The Office of Greek Life declined to comment on this story.

These discrepancies in accounts, and communication more broadly, are not uncommon between communities of color on campus and local police. Coleman-Byrd and Velasquez, for example, estimated crowd size to be between 600 amd 800 people.  report by The Daily last year found Black students in particular to be wary of police after repeatedly hostile interactions on and around campus. Kappa Secretary Ka’marr Coleman-Byrd, a Business senior, said AAPD has not initiated any attempts at outreach — even after policing dialogues hosted by Black students. Many also perceive predominantly white chapters to have working relationships with AAPD.

“Last year we reached out to Ann Arbor police as well as the University police,” he said. “They have never made an effort to reach out to us.
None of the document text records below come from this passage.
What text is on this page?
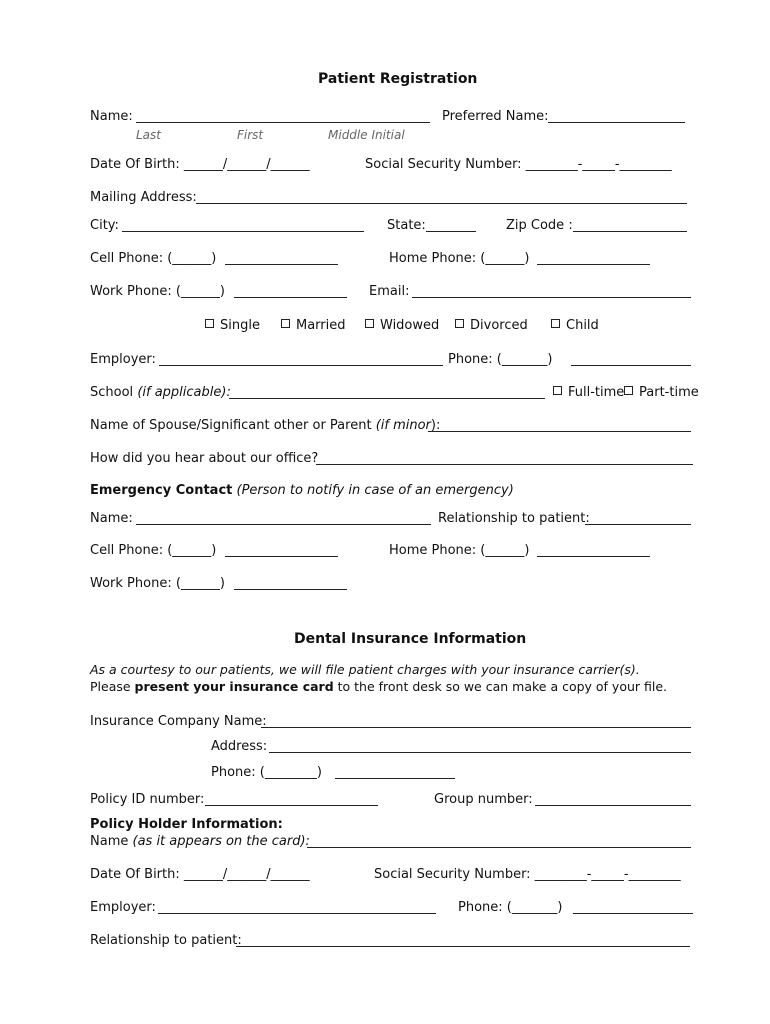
Patient Registration
Name:
Last	First	Middle Initial
Preferred Name:
Date Of Birth: ______/______/______	Social Security Number: ________-_____-________
Mailing Address:
City:	State:	Zip Code :
Cell Phone: (______)	Home Phone: (______)
Work Phone: (______)	Email:
Single	Married	Widowed	Divorced	Child
Employer:	Phone: (_______)
School (if applicable):	Full-time	Part-time
Name of Spouse/Significant other or Parent (if minor):
How did you hear about our office?
Emergency Contact (Person to notify in case of an emergency)
Name:	Relationship to patient:
Cell Phone: (______)	Home Phone: (______)
Work Phone: (______)
Dental Insurance Information
As a courtesy to our patients, we will file patient charges with your insurance carrier(s).
Please present your insurance card to the front desk so we can make a copy of your file.
Insurance Company Name:
Address:
Phone: (________)
Policy ID number:	Group number:
Policy Holder Information:
Name (as it appears on the card):
Date Of Birth: ______/______/______	Social Security Number: ________-_____-________
Employer:	Phone: (_______)
Relationship to patient:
My trust towards police is really a case-by-case relationship. (Interfraternity Council) fraternities never get shut down when hosting a tailgate or party because they have an agreement with Ann Arbor police. It is unfair that we aren’t not given this same courtesy/ opportunity.” 

“I do think it’s a people of color issue because this doesn’t happen to the white fraternities on campus,” Velazquez agreed. “If you were to walk down Hill Street you’d see a bunch of kids partying and blasting music and you never see them get shut down.”

AAPD did not return requests for comment.

The department’s records, though, do not detail blatant profiling or discrimination — and students themselves admit to parties sometimes becoming too raucous and getting out of hand. Rackham student Javier Solorzano Parada, a former Lambda brother, said he understands officers are trying to maintain the peace. But a lack of transparency toward already vulnerable students, he argued, agitates interactions. At the tailgate in question, Parada said he was outraged by officers’ hostility.

“It's not fair that someone got arrested and we weren't given an explanation,” he said. “I would've been the first person that day to say, 'Officer, let me know where you need me to be.’ ”

“Communication is key with communities of color, and you need to tell us it's not about race but safety, or size or whatever reason you may have,” he continued. “And if I'm scared after all these years here, what must it be like for an undergraduate student? Or a first-generation student? We shouldn't have to be afraid of the police. We shouldn't have to live in fear.”

More than communication, Black and Latino students moved to question longstanding inequities embedded in Greek life. For both Valezquez and Coleman-Byrd, their organizations cannot afford to maintain stable housing on campus like most IFC members can. Houses on Geddes or State Streets are not in the cards for their members, due to both smaller numbers — and therefore due revenue — and intersections of race and class.

“We have between five and 10 brothers maybe — we don’t have the financial stability to get houses on Hill Street,” Velazquez said.

“My whole refund check as an undergrad would've gone to dues at some of these predominantly white frats,” Parada said. “In order to get into the system, you have to clear those barriers. We're just trying to survive, pay rent, and the struggle is real. We don't have the funds to buy a home.”

And so — as the 10 undisturbed IFC fraternities appear to indicate — the imbalance in resources weaves back in with what may seem like, at face value, discriminatory policing. In order to register an address, or even a restricted event with the Office of Greek Life, chapters must designate an official property. A lack of physical space and funds may spin the cycle of public safety problems.

Coleman-Byrd explained his MSU tailgate swelled to such proportions because the only other tailgate on campus hosted by a historically Black fraternity — Alpha Phi Alpha — also got shut down earlier in the day.

He wonders where else Black students were supposed to go, a question Parada echoed for the Latino community. Both the Black and Latino/Hispanic population at the University have hovered around 5 percent of the student body in the last few years.

“My entire community was there that day,” Velazquez said. “The rest of campus is not a welcoming community to be a part of because we’re always taken advantage of. It’s really stressful, and it shows — in academics, in life as a whole and with the law.”